Now, there’s the memory of how amazed I was by him, how different he was from a cat (the only animal I’d known growing up), how he actually slept through the night when we did, and how we developed a language over the years spent together. You could tell him things; he understood.
All of this knowledge I brought to Mowat, our second rescue dog, which is a good thing, because he can be a bit of a challenge. Part Tasmanian Devil, part rebel, part couch potato, Mowat has a personality all his own, a world apart from Oliver with his tireless adventurer spirit mixed with hyper-attentive anxiety.

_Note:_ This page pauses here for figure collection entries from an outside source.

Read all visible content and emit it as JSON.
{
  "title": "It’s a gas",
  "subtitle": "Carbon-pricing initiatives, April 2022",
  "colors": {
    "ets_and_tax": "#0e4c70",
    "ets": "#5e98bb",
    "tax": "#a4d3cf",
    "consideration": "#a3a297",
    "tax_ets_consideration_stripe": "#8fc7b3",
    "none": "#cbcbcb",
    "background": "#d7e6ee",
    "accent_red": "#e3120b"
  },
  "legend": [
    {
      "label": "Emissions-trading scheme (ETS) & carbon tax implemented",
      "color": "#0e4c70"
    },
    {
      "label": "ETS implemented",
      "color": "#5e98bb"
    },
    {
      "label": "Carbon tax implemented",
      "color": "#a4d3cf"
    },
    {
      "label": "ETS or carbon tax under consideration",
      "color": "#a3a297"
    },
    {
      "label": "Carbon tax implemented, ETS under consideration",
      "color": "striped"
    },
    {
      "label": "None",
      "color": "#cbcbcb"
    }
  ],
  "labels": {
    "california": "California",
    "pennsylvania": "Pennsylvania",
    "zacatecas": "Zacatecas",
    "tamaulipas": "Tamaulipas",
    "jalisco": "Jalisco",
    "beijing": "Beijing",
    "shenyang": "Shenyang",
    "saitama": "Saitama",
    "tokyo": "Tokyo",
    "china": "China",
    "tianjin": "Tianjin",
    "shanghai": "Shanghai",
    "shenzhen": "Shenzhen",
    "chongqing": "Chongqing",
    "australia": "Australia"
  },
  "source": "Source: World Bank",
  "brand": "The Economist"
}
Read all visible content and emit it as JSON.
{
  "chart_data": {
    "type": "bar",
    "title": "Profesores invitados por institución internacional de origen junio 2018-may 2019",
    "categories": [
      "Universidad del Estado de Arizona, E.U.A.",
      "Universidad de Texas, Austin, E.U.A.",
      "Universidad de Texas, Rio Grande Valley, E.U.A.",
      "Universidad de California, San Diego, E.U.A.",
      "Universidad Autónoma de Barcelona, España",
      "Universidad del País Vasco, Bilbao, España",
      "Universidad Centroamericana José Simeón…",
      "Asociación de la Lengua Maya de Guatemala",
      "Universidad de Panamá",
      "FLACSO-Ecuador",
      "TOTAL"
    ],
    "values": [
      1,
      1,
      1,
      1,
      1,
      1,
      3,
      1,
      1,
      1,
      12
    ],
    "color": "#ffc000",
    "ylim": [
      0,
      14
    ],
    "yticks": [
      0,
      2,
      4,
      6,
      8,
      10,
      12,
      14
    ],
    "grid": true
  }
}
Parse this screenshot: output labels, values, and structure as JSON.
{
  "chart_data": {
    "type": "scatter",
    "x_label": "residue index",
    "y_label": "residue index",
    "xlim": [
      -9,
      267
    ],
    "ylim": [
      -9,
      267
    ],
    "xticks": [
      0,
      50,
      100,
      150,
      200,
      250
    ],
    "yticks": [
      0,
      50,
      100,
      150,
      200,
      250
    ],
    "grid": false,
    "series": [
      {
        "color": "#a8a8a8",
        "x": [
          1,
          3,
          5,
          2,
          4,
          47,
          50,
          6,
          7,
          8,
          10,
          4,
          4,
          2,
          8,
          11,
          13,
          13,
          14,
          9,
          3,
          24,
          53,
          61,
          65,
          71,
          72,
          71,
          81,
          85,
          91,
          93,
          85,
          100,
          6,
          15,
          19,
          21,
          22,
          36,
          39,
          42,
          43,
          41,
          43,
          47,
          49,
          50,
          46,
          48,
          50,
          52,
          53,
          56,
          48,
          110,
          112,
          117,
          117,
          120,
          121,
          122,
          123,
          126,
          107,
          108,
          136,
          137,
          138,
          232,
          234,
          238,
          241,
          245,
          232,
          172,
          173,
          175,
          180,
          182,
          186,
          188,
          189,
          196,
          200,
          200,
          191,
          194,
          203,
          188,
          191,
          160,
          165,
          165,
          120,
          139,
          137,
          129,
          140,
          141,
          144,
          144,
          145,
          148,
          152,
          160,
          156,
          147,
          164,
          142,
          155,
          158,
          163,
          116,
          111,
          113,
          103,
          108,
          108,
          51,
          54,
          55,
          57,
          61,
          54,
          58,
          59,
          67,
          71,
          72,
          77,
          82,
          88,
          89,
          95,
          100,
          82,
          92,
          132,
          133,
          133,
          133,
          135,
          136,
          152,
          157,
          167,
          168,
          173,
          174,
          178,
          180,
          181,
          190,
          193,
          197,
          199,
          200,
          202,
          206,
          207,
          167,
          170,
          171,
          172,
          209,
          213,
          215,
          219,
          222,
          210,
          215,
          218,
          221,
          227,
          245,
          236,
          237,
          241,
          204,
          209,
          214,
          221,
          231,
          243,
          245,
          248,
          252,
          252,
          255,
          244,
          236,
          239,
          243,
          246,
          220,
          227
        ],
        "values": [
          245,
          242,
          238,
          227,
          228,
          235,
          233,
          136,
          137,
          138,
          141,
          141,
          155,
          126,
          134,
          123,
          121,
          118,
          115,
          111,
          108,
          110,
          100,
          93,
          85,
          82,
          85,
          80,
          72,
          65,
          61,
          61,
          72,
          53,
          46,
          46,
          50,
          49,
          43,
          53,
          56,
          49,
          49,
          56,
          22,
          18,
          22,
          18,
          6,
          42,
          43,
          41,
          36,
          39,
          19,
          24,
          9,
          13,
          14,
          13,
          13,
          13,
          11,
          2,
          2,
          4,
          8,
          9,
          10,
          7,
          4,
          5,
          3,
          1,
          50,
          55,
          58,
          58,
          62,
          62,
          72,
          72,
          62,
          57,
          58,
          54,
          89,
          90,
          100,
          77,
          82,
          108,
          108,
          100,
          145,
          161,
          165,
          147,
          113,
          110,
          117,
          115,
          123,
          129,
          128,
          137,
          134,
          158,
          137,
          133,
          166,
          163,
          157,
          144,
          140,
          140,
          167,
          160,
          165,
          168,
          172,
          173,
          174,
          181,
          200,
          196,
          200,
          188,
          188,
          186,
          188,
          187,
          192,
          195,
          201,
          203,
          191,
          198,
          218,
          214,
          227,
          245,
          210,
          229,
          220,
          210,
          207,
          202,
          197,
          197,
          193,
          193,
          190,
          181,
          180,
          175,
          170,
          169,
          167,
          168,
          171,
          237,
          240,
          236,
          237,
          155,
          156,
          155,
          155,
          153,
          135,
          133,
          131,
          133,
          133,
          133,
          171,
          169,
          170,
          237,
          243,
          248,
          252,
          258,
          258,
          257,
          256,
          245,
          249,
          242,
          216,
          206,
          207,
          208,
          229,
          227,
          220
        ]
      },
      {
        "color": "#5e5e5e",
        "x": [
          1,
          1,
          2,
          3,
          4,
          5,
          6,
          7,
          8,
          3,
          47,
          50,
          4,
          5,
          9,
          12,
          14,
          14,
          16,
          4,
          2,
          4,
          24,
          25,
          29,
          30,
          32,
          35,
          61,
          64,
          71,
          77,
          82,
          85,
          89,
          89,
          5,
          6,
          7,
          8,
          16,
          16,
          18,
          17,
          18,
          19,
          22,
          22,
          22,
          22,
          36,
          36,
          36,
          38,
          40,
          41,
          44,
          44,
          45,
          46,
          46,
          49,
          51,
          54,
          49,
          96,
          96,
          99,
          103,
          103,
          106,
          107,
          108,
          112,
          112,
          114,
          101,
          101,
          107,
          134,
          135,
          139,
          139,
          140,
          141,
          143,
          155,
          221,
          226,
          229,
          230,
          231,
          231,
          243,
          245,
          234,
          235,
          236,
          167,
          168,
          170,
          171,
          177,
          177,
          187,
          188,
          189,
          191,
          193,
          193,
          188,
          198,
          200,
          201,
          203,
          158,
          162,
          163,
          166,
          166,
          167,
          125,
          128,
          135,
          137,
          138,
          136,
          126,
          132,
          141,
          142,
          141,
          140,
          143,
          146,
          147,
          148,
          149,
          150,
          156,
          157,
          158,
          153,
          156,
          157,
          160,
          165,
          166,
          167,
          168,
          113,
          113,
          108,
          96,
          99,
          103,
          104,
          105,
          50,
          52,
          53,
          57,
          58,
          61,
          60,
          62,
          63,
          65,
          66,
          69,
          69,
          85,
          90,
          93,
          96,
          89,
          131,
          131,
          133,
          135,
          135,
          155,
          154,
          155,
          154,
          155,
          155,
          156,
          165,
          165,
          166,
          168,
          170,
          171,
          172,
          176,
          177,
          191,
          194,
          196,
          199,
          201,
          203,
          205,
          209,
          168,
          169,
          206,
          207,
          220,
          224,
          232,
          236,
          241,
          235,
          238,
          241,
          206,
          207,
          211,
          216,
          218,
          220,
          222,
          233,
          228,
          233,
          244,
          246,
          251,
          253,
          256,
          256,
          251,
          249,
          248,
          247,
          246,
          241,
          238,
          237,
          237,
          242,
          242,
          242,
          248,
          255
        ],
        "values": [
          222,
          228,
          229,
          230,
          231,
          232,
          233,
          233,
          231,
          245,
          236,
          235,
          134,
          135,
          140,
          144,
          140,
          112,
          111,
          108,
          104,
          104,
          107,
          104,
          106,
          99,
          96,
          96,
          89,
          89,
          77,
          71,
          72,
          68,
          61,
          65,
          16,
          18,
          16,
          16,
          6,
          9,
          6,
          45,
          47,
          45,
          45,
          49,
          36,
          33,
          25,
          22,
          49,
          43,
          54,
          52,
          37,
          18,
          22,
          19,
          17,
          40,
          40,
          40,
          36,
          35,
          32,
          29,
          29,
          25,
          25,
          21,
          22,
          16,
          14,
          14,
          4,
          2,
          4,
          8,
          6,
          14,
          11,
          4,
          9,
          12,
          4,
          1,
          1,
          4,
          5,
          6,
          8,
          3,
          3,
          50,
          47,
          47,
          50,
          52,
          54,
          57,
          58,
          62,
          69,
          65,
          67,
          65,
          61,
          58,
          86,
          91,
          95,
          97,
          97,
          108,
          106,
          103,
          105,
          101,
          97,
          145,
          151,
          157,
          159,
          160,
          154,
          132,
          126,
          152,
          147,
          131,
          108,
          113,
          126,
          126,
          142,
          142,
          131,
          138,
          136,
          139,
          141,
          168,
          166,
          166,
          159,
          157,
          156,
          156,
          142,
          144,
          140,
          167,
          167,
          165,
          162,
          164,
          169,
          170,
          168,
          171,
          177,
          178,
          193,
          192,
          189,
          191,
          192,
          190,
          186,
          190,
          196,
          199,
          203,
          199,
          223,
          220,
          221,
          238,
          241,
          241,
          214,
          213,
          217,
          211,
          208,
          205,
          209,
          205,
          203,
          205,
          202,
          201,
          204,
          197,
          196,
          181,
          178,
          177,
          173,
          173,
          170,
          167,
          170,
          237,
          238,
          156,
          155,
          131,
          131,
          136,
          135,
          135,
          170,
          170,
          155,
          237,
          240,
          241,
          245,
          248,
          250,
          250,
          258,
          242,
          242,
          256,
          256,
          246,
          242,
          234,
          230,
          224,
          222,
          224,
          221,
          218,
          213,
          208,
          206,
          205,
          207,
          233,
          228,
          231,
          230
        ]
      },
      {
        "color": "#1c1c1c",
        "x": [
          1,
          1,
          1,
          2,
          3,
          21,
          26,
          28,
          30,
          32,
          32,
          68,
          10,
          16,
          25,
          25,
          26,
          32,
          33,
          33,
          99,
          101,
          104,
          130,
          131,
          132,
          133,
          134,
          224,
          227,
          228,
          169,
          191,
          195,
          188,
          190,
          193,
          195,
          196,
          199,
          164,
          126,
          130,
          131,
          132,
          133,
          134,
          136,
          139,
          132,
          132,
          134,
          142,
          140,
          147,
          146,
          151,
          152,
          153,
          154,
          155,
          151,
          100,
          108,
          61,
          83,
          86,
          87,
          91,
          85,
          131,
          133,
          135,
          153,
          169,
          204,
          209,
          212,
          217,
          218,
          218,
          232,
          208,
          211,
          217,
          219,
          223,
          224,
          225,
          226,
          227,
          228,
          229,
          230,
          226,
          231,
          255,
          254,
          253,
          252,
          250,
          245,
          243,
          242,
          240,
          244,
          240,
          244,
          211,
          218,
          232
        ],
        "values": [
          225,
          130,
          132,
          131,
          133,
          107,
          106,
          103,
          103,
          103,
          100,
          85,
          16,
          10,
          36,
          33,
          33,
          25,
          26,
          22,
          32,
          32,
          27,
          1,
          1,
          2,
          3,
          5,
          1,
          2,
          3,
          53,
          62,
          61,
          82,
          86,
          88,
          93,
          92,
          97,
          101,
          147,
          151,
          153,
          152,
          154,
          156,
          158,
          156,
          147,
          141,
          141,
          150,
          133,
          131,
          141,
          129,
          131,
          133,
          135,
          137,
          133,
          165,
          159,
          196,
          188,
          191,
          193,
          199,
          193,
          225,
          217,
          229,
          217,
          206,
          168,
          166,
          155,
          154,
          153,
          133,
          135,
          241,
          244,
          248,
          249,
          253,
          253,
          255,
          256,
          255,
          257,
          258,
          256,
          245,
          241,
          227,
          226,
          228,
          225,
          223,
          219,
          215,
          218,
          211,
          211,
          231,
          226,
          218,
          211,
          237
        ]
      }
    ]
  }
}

One of the things I found in my files was a poem I wrote for Oliver, in the days when J. and I had first moved in together.
In the evenings, we’d bring him to a nearby park and let him run with other dogs. I loved it. I felt in awe of how fast he could go; how much he lost himself in the motion. So, here it is. Read it, then hug your dog, or better yet, take her for a run.
Oliver, Dancing
Under orange sky,
they flash,
spittle-drenched
and spinning,
marked by blasts
of breath
and barking.
The hammer
of paws on earth
as their bodies,
spin, circle,
run
away, give
chase,
twisting
into a rhythm
quickly known
after meeting
for the very
first time,
while we
revolve
within their
widening arc,
watch, then
call out names
beneath the star-
studded night,
voices weak
within the wild.
lovely, Lauren, and you nailed it
a good friend gave me Dogsongs
a few years ago, and I am unable to
read it. Writing about dogs is, for me,
a real way of connection, or describing
it. Thank you for including Oliver’s photo.
Have you read any of Ted Kerasote’s work?
Ruth
Thanks for this, Ruth. I haven’t read Ted Kerasote but I took a quick look at his website. He looks like a fascinating writer; I’ll have to check him out!